En septembre 1475, Charles de Bourgogne, le prince aux six duchés et aux quatorze comtés, celui que la postérité qualifiera de « Téméraire », fait le siège de Briey. En passe de s’emparer de la ville, ses soldats ont en effet installé quelques couleuvrines et autres pièces d’artillerie sur la Colline du Cloué, juste en face des remparts du château que les Comtes de Bar avaient fait ériger ici, sur un éperon qui domine la Vallée du Woigot. Face aux troupes du Duc Charles, les Lorrains résistent tant bien que mal.
Pour comprendre les raisons qui ont poussé le Téméraire à assiéger Briey, il faut remonter quelque peu en arrière. Au printemps 1475, René de Vaudémont, tout jeune Duc de Lorraine, envoie son héraut d’armes à Neuss, afin de défier le prince bourguignon. C’en est trop en effet ! La Bourgogne n’a de cesse de considérer la Lorraine comme un Etat vassal et la position de cette dernière, entre les pays de par-delà, c’est-à-dire la Bourgogne et la Comté, et les pays de par-deçà, à savoir l’Artois, la Picardie ou encore la Flandre, inquiète. Se sachant soutenu par le Roi de France Louis XI, René de Lorraine déclare donc la guerre au Duc de Bourgogne. Et le moins que l’on puisse dire, c’est que les choses vont vite tourner à son désavantage.

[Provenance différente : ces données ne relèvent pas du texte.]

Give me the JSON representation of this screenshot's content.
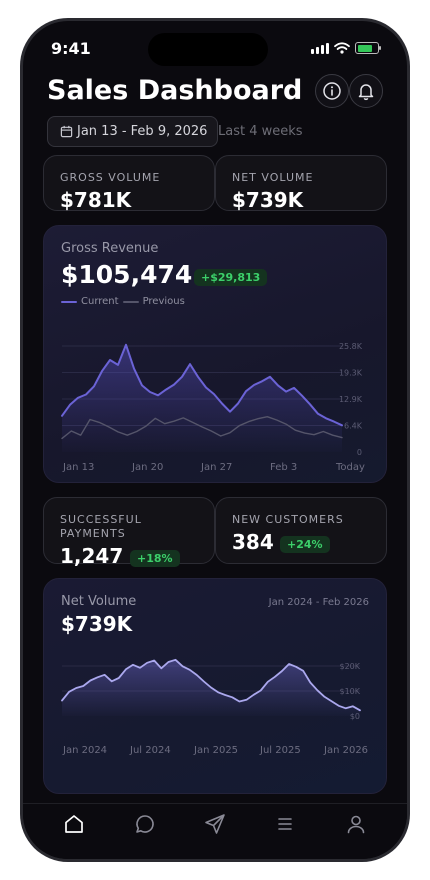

Au mois de septembre 1475, les troupes du Téméraire entrent donc en Lorraine. Elles assiègent Briey, que défend alors un jeune chevalier lorrain du nom de Gérard d’Avillers. En voulant inspecter le rempart qui déjà, semble céder sous les assauts de l’artillerie bourguignonne, le voilà qui a la « main empourtée d’un cop de serpentine », comme en témoigne la chronique de Philippe de Vigneulles. La garnison finit par se rendre à l’évidence. Elle ne pourra pas lutter très longtemps face aux armées aguerries du Duc de Bourgogne. Briey tombe donc en septembre. Dans la foulée, ce sont les forteresses de Conflans, Lachaussée, Mousson, Lunéville et Raon qui tombent elles aussi entre les mains du Téméraire. Ce dernier passera la Noël 1475 à Nancy, cité ducale qu’il entend faire la capitale de ses Etats.

La suite, on la connaît. Ne désespérant pas, René de Lorraine cherche des appuis. Plus du côté de la France car Louis XI a prouvé sa duplicité. Mais en Alsace et en Suisse. Défait à Grandson, puis à Morat, Charles le Téméraire va progressivement voir sa bonne étoile l’abandonner. Le 5 janvier 1477, sous les murs de Nancy, il livre son ultime bataille. Les Lorrains, aidés de leurs alliés suisses et alsaciens, étrillent les Bourguignons. Au bord de l’Etang Saint-Jean, voilà qu’un chevalier lorrain du nom de Claude de Bauzemont assène un coup mortel à un chevalier qu’il ne reconnaît pas. Il vient de tuer le Duc de Bourgogne, ce Grand-Duc d’Occident, dont le corps ne fut retrouvé que deux jours plus tard.

Le siège de Briey est un épisode méconnu des Guerres de Bourgogne. Pourtant, il propulsa Gérard d’Avillers à la charge de Grand Ecuyer de Lorraine. Il marque aussi, pour la cité briotine, un épisode tragique. Car c’est aux merlons de la forteresse de Briey que Charles le Téméraire a fait pendre 80 mercenaires allemands qui, selon lui, n’avaient pas à prendre part à ce conflit.